In one handle there is a clip point plain edge knife blade, a wood saw, two flathead screwdrivers of differing size and my arch-nemesis; the wonderful folding lanyard ring. The saw blade has the largest teeth of any integral saw I have yet to see but works well enough for a slightly fatty blade with big teeth. The drivers are typical fare as is the knife blade, all are good implements that function well. This, due to their design of being inline with the axis of the tool, reducing the typical multi-tool wobble. The tools do not lock but they are very resistant to accidental closing under pressure.
The woodsaw compared the Leatherman saw on a Blast.
There's more!; in the other handle there is a metal file which includes a metal saw section, a can opener and a ridiculously thick and sturdy philips driver. The file is adequate but I will wonder why such a large section is uncut, perhaps they were in hurry? Next in line is the philips driver; fully one of the most massive drivers of this type I have seen on a multitool. It's shear existence begs the question: Hey buddy, need something to anchor that aircraft carrier? I think the thickness could have been reduced just a hair with most of the functionality retained but it would lose it's funny novelty status. The driver does fit common philips screws and is cut very cleanly. The last tool in this handle is the can opener and assumed cap lifter. It seems small when compared to the philips driver but functions fine in the can opening role (better than my first wife. Haha! But seriously you've all been great, have a drink on me) and should work moderately well in the cap lifting role. I could not test the latter because I was too lazy to find anything with a cap that was not lifted and flicked around the room already so it may work or it may open a black hole and cause widespread spaghettification, be careful.

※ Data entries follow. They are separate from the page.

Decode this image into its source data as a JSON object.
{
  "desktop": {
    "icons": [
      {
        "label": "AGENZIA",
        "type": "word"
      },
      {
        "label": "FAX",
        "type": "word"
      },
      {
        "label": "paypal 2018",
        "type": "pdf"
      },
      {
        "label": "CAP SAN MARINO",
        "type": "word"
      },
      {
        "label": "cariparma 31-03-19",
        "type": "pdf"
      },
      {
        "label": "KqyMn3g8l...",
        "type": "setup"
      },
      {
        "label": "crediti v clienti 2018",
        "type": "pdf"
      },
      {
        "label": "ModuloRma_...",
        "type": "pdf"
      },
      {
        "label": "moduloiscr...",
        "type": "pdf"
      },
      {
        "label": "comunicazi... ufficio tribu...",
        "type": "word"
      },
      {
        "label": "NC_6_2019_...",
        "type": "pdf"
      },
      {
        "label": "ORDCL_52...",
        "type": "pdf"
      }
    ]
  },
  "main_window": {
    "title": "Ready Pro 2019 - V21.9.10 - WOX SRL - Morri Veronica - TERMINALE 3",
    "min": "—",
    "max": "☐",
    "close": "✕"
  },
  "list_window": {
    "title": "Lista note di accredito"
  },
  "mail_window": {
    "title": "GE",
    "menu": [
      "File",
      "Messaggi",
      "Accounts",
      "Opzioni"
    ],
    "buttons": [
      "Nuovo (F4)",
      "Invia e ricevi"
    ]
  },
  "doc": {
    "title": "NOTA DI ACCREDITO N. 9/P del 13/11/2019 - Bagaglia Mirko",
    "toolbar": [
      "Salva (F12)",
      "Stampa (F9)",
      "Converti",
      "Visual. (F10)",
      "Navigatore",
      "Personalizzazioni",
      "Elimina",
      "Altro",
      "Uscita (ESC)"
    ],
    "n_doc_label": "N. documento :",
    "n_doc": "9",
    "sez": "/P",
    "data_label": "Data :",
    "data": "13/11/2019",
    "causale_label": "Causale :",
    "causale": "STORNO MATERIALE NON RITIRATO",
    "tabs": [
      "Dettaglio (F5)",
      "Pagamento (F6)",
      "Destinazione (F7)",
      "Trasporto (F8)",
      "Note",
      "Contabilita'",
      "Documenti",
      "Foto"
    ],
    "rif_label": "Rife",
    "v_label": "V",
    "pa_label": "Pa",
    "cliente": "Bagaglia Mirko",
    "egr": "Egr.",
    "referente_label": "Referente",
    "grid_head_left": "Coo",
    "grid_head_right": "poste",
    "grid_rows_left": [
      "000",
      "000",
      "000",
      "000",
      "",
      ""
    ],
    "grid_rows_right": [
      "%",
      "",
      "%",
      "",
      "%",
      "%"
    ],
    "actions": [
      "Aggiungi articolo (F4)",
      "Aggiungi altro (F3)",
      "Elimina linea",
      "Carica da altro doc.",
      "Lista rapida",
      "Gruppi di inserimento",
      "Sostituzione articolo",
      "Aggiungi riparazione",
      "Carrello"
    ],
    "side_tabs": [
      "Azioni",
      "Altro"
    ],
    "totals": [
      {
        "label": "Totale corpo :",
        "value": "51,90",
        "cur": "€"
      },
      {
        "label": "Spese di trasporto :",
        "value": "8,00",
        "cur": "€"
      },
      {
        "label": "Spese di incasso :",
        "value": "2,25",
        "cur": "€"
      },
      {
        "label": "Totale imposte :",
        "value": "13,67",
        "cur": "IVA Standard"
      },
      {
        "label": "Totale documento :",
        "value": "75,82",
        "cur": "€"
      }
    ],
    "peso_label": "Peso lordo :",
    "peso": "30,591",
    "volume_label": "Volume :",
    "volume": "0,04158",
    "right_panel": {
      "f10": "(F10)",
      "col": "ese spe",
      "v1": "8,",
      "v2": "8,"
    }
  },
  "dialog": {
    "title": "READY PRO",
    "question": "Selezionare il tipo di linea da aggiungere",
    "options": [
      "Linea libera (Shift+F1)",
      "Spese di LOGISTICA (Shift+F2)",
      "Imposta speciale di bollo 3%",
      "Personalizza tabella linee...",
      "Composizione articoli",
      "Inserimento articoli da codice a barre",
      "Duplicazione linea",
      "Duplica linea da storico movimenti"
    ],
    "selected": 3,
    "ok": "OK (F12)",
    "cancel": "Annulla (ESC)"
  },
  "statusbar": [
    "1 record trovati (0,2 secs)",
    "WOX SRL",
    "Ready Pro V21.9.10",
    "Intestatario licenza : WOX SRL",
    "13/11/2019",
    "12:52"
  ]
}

Tearing through this review like a famished grizzly through a wicker picnic basket (oooh! the imagery!) we now become critical of the pliers. Featuring typical multitool styling these pliers are finished nicely with clean lines and cuts. The tips are fairly thick but align precisely, I have found they do not function well for splinter removal but they are no doubt much stronger than the thinner style tips that would. The overall plier system seems extremely beefy and resistant to wear, due mainly to the doubling of material around the pivot points. Although this doubling serves the function of the opening mechanism is also works as a stiffener (stop laughing) that enforces the plier pivot points against lateral stress. This gives the tool a very good feeling in use and is nice to see such durability on this size tool. The pliers also feature wire cutters 1/4" in length. I cut some zipties, some rusty stranded wire I found in my back yard and a bank receipt. The wire/bank receipt cutter worked on all the items with no binding. No hard wire notch is provided leaving the pliers slightly bare looking when compared to other tools (::dies laughing:. Fun stuff; the handles are comfortable under heavy pressure, they are bare of any hotspots (again!).
Leatherman Kick is on the left, Bear on the right. Note the relative thickness of the handle area around the plier pivots.
To wrap this up so I can get some dinner (welcome to Moe's!); this tool is well made and very sturdy with very good fit and finish. The tool selection is smaller than other similar size/weight tools due to the folding lanyard ring and the celestial sized philips driver but overall it is still a good variety. It would also be nice to see some scissors.